Une famille est une cellule autonome qui se suffit à elle-même. Une tribu. Elle veut ce qu'il y a de mieux pour les siens. C'est beau. Sauf lorsque des centaines de familles sont réunies au même endroit, elles sont rarement attentives aux besoins des autres. J'ai dit à mon petit qu'il aurait des oeufs, il va y avoir des oeufs. Qu'on les trouve sous une roche ou dans le panier de la voisine, ça fait pareil.

En ce beau samedi à Laval, il y a des enfants espérant ramasser des oeufs et des parents qui ne veulent pas perdre la face devant leurs enfants. Une personne raisonnable aurait compris qu'il y avait trop monde, que l'organisation était déficiente, et qu'il valait mieux aller se divertir ailleurs. Mais un parent en présence de ses enfants, n'est pas une personne raisonnable. Il est papa ours. Elle est maman ours. Prêts à tout pour honore leur promesse.

C'est dans ces moments anecdotiques et futiles qu'on comprend le côté sombre de la nature humaine. Tout ça pour des oeufs en chocolat. Imaginez la Palestine, l'Ukraine, le Soudan. Imaginez quand c'est une question de survie.

Les gens ont de la difficulté à coexister. À l'intérieur même de sa propre famille, la coexistence engendre des conflits profonds, des complexes, des blessures. On les accepte. On n'a pas le choix. On doit, à sa famille, son existence. Mais aux autres, on croit ne rien devoir. C'est pour ça qu'on n'accepte rien d'eux. Dans notre coeur, ils n'existent pas. C'est pour ça qu'on leur arrache leurs oeufs.
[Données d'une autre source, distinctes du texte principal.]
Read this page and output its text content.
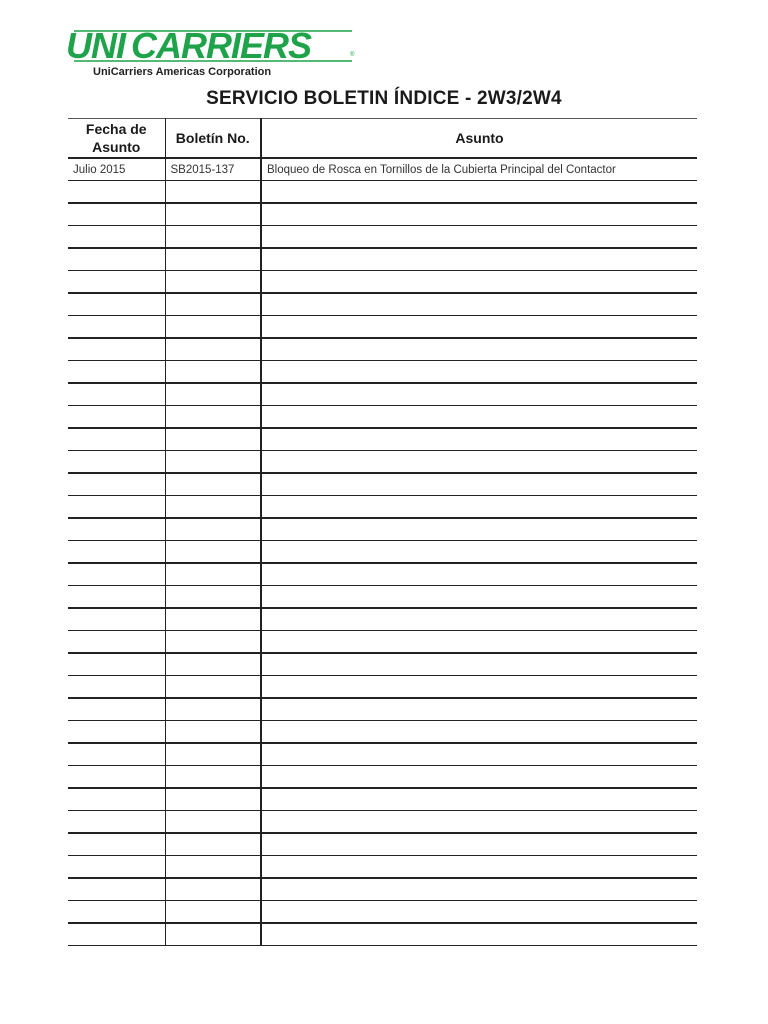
UNI CARRIERS	®
UniCarriers Americas Corporation
SERVICIO BOLETIN ÍNDICE - 2W3/2W4
Fecha de Asunto	Boletín No.	Asunto
Julio 2015	SB2015-137	Bloqueo de Rosca en Tornillos de la Cubierta Principal del Contactor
Cela dit, le week-end dernier, il y a eu plein de chasses aux oeufs collectives qui se sont bien déroulées. Celles-là, bien sûr, on n'en a pas parlé. Quelque part, c'est bien ainsi, que le bonheur soit la normalité. Quand les humains sont heureux, ils savent coexister et se réjouir ensemble.

Si j'étais la Ville de Laval, l'année prochaine, j'organiserais la plus belle des fêtes. En pensant à tout. La chasse aux oeufs n'est pas une fin en soi, c'est un jeu. Les trouver, c'est le dénouement. C'est la recherche qui devrait être amusante. Si j'étais un Lavallois, j'irais là avec le sourire. En voulant fêter avec les voisins. Si on se fout d'eux, vaut mieux fêter dans sa cour. Si on décide de se joindre à un grand rassemblement, ce n'est pas pour les oeufs, c'est pour les gens. Pour les connaître, les aimer, faire attention à eux. Les gens ne sont pas faits en chocolat.

Sur ce, je vais aller prendre une bouchée de mon oeuf Laura Secord avec du jaune, si je ne veux pas qu'il m'en reste encore à l'Halloween. En voulez-vous un morceau?